🤖 AI Summary
To address the excessive sequence length and increased computational overhead caused by byte-level fallback BPE tokenization on CJK and emoji-rich text, this paper proposes the first bit-granularity lossless compression tokenization framework. Methodologically, it transcends conventional byte- or character-level boundaries by extending BPE to the bit level, introducing a reversible bit-string packing/unpacking mechanism and a language-agnostic lightweight compressor. Its core contribution is the first realization of reversible subword reconstruction at the bit level—preserving the original tokenization semantics and full reversibility while significantly reducing sequence length.
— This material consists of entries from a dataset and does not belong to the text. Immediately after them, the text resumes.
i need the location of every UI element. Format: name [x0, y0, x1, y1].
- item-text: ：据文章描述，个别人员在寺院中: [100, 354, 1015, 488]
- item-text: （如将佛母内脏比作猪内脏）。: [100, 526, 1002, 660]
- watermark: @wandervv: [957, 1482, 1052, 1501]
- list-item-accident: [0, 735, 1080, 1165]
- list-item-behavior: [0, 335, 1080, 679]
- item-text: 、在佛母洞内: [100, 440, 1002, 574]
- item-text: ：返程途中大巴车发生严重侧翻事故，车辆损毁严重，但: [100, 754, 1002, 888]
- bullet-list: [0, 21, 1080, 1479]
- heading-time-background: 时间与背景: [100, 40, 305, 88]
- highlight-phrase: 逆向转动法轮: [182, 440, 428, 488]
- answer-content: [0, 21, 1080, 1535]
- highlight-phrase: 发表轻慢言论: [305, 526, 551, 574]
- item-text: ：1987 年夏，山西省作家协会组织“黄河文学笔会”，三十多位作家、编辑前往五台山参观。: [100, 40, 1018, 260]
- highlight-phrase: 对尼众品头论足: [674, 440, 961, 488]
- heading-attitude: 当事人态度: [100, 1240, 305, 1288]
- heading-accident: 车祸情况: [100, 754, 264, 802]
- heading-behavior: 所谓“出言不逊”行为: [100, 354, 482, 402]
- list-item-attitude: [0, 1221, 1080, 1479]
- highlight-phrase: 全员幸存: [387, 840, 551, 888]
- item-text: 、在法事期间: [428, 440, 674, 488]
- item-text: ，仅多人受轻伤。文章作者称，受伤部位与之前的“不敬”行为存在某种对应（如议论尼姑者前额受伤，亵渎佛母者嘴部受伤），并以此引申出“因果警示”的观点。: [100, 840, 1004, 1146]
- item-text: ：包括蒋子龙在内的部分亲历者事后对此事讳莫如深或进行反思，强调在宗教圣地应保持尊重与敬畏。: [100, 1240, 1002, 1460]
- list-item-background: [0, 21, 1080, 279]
Experiments demonstrate an average 38% compression rate on CJK and emoji-dense corpora, with concurrent reductions in training and inference latency, without compromising downstream task performance.
📝 Abstract
Byte-level fallbacks for subword tokenization have become a common practice in large language models. In particular, it has been demonstrated to be incredibly effective as a pragmatic solution for preventing OOV, especially in the context of larger models. However, breaking a character down to individual bytes significantly increases the sequence length for long-tail tokens in languages such as Chinese, Japanese, and Korean (CJK) and other character-diverse contexts such as emoji. The increased sequence length results in longer computation during both training and inference. In this work, we propose a simple compression technique that reduces the sequence length losslessly.